Others also have predicted that resets on adjustable-rate mortgages, expected to peak in mid-2011, also will help trigger yet another wave of foreclosures.
Lenders repossessed 123 Manatee homes in August, down from 160 in July but up from 74 in August 2009, RealtyTrac said. Lenders also are sending more foreclosure-auction notices but fewer initial default notices in Manatee, the company said.
RealtyTrac counted 56,877 foreclosure-related filings, including more than 12,300 properties taken by banks, in Florida last month. The state’s filing rate of one for every 155 homes was second only to Nevada.
Banks issued more than 338,000 foreclosure notices nationally, a rate of one in every 381 U.S. homes. Lenders repossessed 95,364 U.S. homes in August.
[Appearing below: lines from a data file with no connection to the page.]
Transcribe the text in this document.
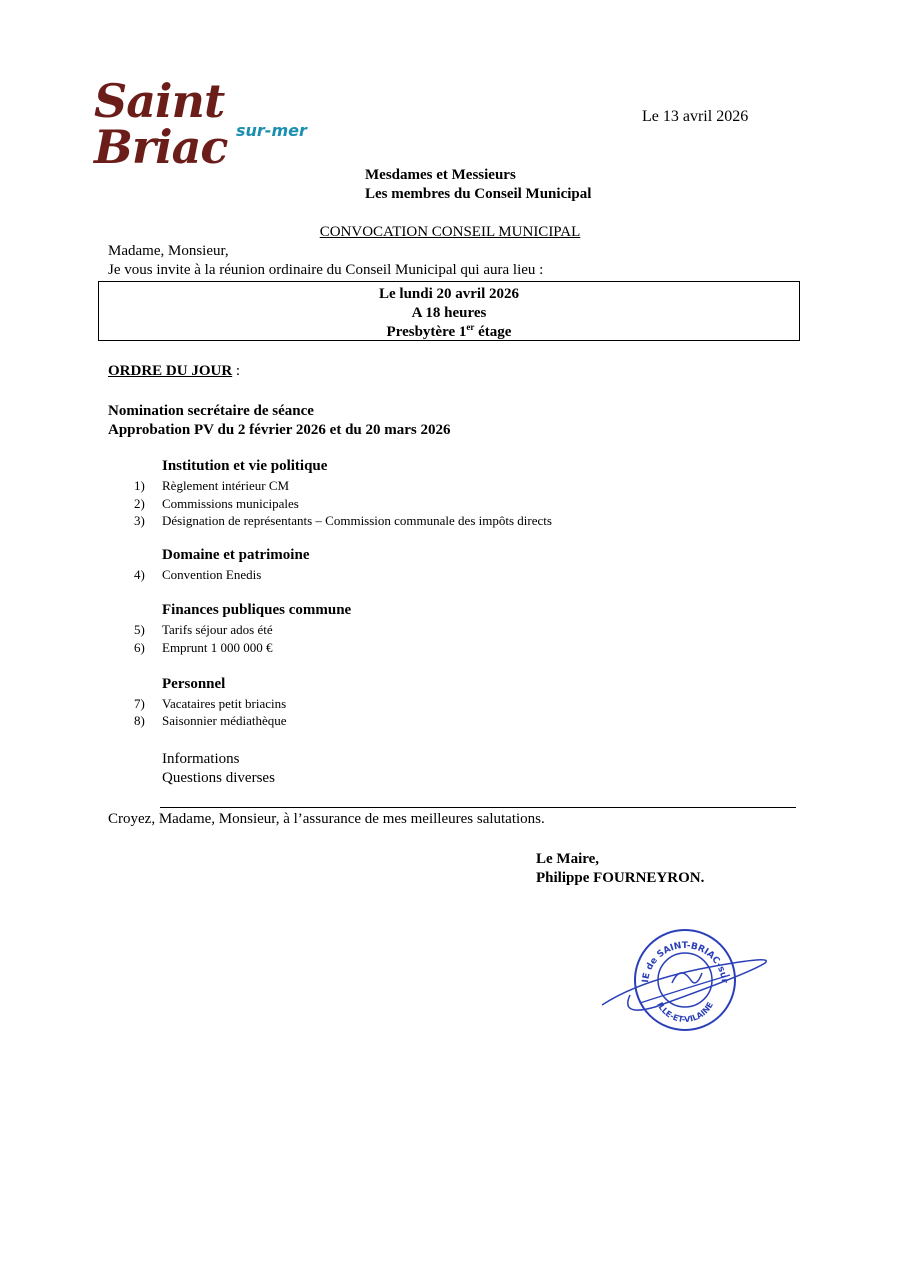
Saint Briac sur-mer
Le 13 avril 2026
Mesdames et Messieurs
Les membres du Conseil Municipal
CONVOCATION CONSEIL MUNICIPAL
Madame, Monsieur,
Je vous invite à la réunion ordinaire du Conseil Municipal qui aura lieu :
Le lundi 20 avril 2026
A 18 heures
Presbytère 1er étage
ORDRE DU JOUR :
Nomination secrétaire de séance
Approbation PV du 2 février 2026 et du 20 mars 2026
Institution et vie politique
1) Règlement intérieur CM
2) Commissions municipales
3) Désignation de représentants – Commission communale des impôts directs
Domaine et patrimoine
4) Convention Enedis
Finances publiques commune
5) Tarifs séjour ados été
6) Emprunt 1 000 000 €
Personnel
7) Vacataires petit briacins
8) Saisonnier médiathèque
Informations
Questions diverses
Croyez, Madame, Monsieur, à l’assurance de mes meilleures salutations.
Le Maire,
Philippe FOURNEYRON.
IE de SAINT-BRIAC-sur
ILLE-ET-VILAINE
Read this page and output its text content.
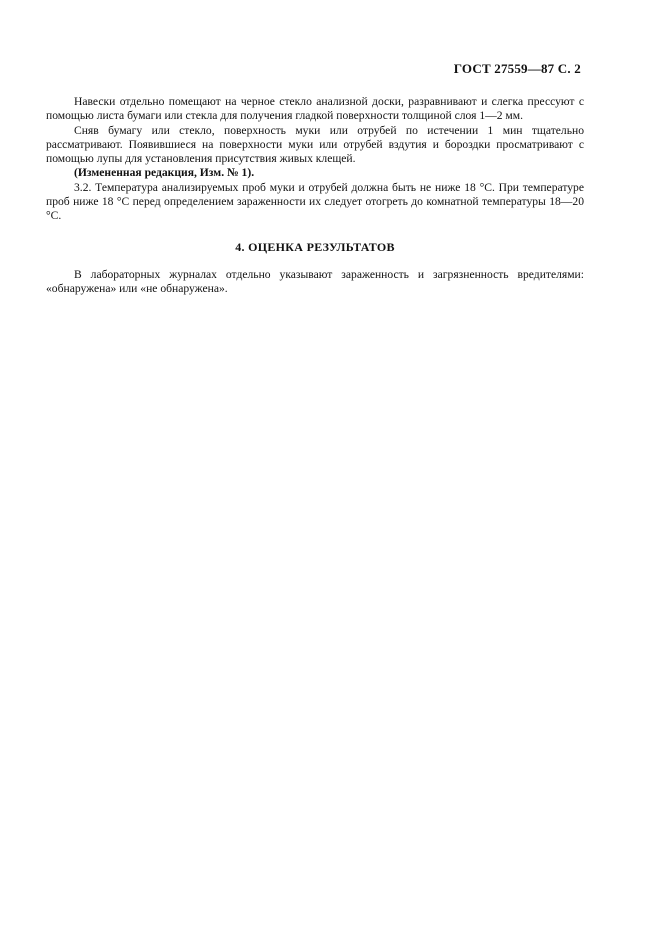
ГОСТ 27559—87 С. 2

Навески отдельно помещают на черное стекло анализной доски, разравнивают и слегка прессуют с помощью листа бумаги или стекла для получения гладкой поверхности толщиной слоя 1—2 мм.

Сняв бумагу или стекло, поверхность муки или отрубей по истечении 1 мин тщательно рассматривают. Появившиеся на поверхности муки или отрубей вздутия и бороздки просматривают с помощью лупы для установления присутствия живых клещей.

(Измененная редакция, Изм. № 1).

3.2. Температура анализируемых проб муки и отрубей должна быть не ниже 18 °С. При температуре проб ниже 18 °С перед определением зараженности их следует отогреть до комнатной температуры 18—20 °С.

4. ОЦЕНКА РЕЗУЛЬТАТОВ

В лабораторных журналах отдельно указывают зараженность и загрязненность вредителями: «обнаружена» или «не обнаружена».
About the same number of U.S. homes entered the foreclosure process, which RealtyTrac said is “a clear indication that the clogged foreclosure pipeline in being carefully managed on both ends by lenders and servicers.”
That eases fears that banks, weighed down by a shadow inventory of foreclosed homes, would flood the market and further drive down housing values.
But Augustyniak said he expects banks to start making “quarterly dumps” of excess inventory to comply with tougher federal regulations.
Among metro areas. Las Vegas continued to have the nation’s highest foreclosure rate, RealtyTrac said. Two Florida markets were among the 10 worst: Fort Myers was third and Miami-Fort Lauderdale was fifth.